Avevo già raccontato di come un nefasto comma della riforma Gelmini avesse di fatto impedito alle università di stipulare molte tipologie di contratti, e ne avesse complicato notevolmente la stipula di altri.
Questo ha due effetti immediati:
- l’allontanamento di un certo numero di precari dall’università (con effetti positivi sulle statistiche ministeriali, ma disastrosi sulla vita dei singoli)
- la diminuzione della spesa da parte delle università (anch’esso graditissimo ai bilanci ministeriali ed ai relativi “guru” economico finanziari, e che si giustifica con una conseguenza logica del sillogismo “nell’università sono tutti fannulloni” quindi “qualsiasi spesa sarà per definizione improduttiva”).
Mi piacerebbe segnalare ai suddetti guru ed esperti che, mentre un taglio di una spesa improduttiva tende ad aumentare l’efficienza del sistema, viceversa il taglio di una spesa produttiva ne riduce la capacità di lavoro, e di conseguenza la capacità di attrarre nuove risorse e nuovi fondi.

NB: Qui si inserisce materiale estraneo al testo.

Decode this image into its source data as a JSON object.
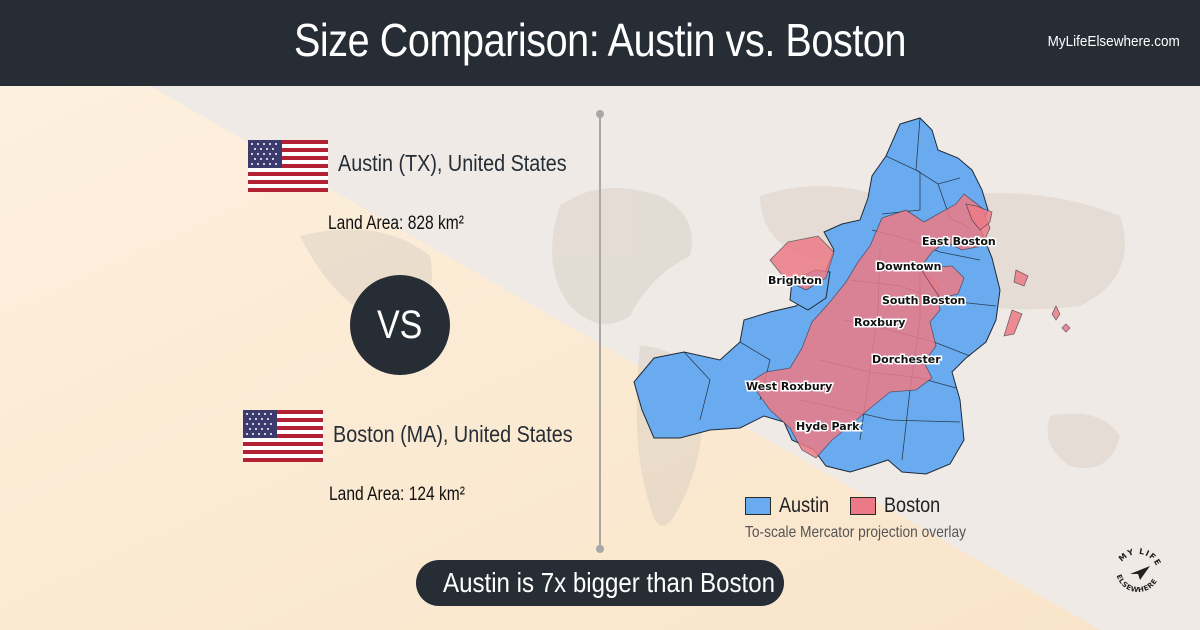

In pratica, con mezzi burocratico-amministrativi, è stata forzatamente ridotta la spesa corrente a partire dal 2011, ma ciò implicherà automaticamente una riduzione delle entrate per progetti di ricerca (nelle varie tipologie) a partire dal 2012.
Sono solo parole? Qualunquismo? Non ci credete? Volete un esempio?
Eccolo, il primo che mi è capitato sott’occhio in ordine di tempo: il Master dei Talenti della Fondazione Giovanni Goria e della Fondazione CRT. Questo bando eroga circa 150 borse di studio all’anno. Ma quest’anno l’università non potrà partecipare, perché la tipologia di borse previste dal bando è incompatibile con quelle permesse dalla legge Gelmini. Q.e.d.